Relying on a political speech of Nelson Mandela in reaching a wrong decision, the court’s analysis and approach in giving much weight to the monetary value of reimbursement spousal support as a deductible expense incurred for the benefit of the non-paying spouse towards her education and training to acquire practical skills as a factor in making a property share division was wrong, in plain view. When you think of it, the decision upsets the intention to be served by making an award of reimbursement spousal support as though being a way to punish the financially weak spouse for breaking up with a man/woman who educated him/her at so much of an expense out of natural love and affection, than as a debt later to be recouped upon dissolution of marriage. What the court’s decision does in effect is that it shall keep oppressed couples in toxic marriages and relationships, having first to weigh a decision whether to forego one’s share in the marital estate/property, where each penny that the other spouse spent on one’s education and skilling to be taken into consideration in computing one’s property share division. That would be an absurdity, at the minimum!
Reimbursement spousal support, which is what the justices of the appellate court must have had in mind, by considering the paying spouse’s efforts in educating and skilling the non-paying spouse, is intended to compensate or reimburse a financially disadvantaged non-paying spouse who may have enabled the paying spouse to attain his/her professional goals and qualifications while the other spouse was a homemaker, by sacrificing his/her own career goals. All this is common in a foreign setting given the high cost of living in foreign jurisdictions that may necessitate one spouse to study while the other supports the non-employed partner pursuing a career to benefit both spouses in the future.

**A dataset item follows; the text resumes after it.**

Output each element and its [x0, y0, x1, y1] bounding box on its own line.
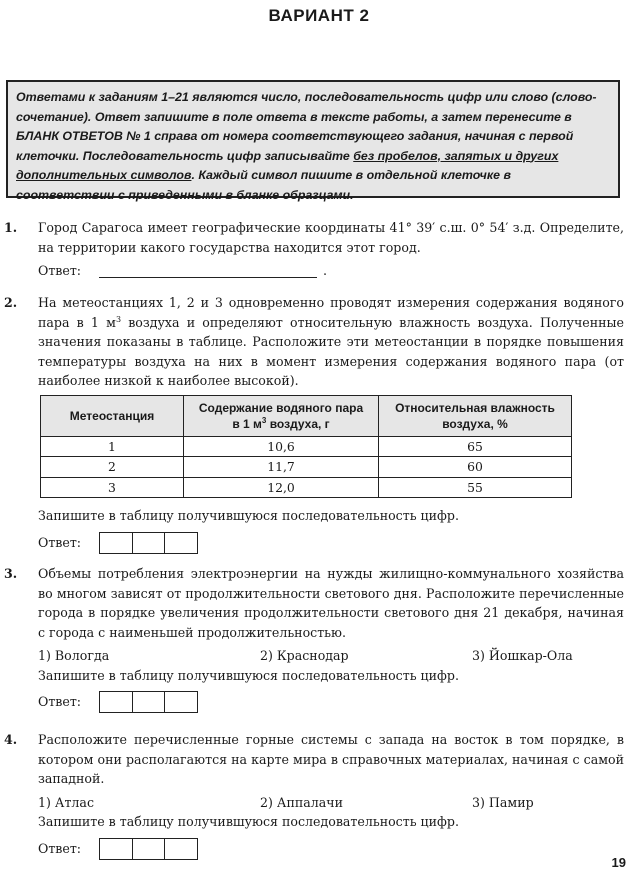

Bottomline, while going through a divorce proceeding can be emotionally challenging for both spouses, the issue of property share distribution can be very difficult to navigate considering that courts in resolving such disputes (unlike our court here) also look to the station in life of the non-paying spouse pre-divorce when computing an equitable property share distribution which makes pre-nuptial agreements a safe option for some couples in avoiding huge financial burdens and consequences associated with divorce, again, more pronounced in developed societies from where our courts borrow precedent as is clear from the look of the cases and authorities that court considered in its opinion.
For the sake of correcting a misstatement of the law and contributing to precedent-setting decisions, it is important in my view that the law be properly applied by rescinding and repudiating in part the position reached by the appellate court, which may seriously impair and be a hindrance to couples wishing to divorce yet overburdened by the sheer possibility of minimally sharing in the marital estate, going by the court’s analysis in improperly treating expenses towards educating a non-contributing spouse technically as an advance. Likewise, even our succession law does not treat properties or gifts received inter vivos (during the lifetime of the donor) as an advance to a beneficiary in a property share distribution in an intestate succession unless there’s a clear and written intention by the donor. As lawyers, we have a continuing obligation to set the record straight for the benefit of the law and the public.
James Tamale is an Advocate of the High Court of Uganda. The author makes an express disclaimer that nothing herein contained should be construed as rendering legal advice.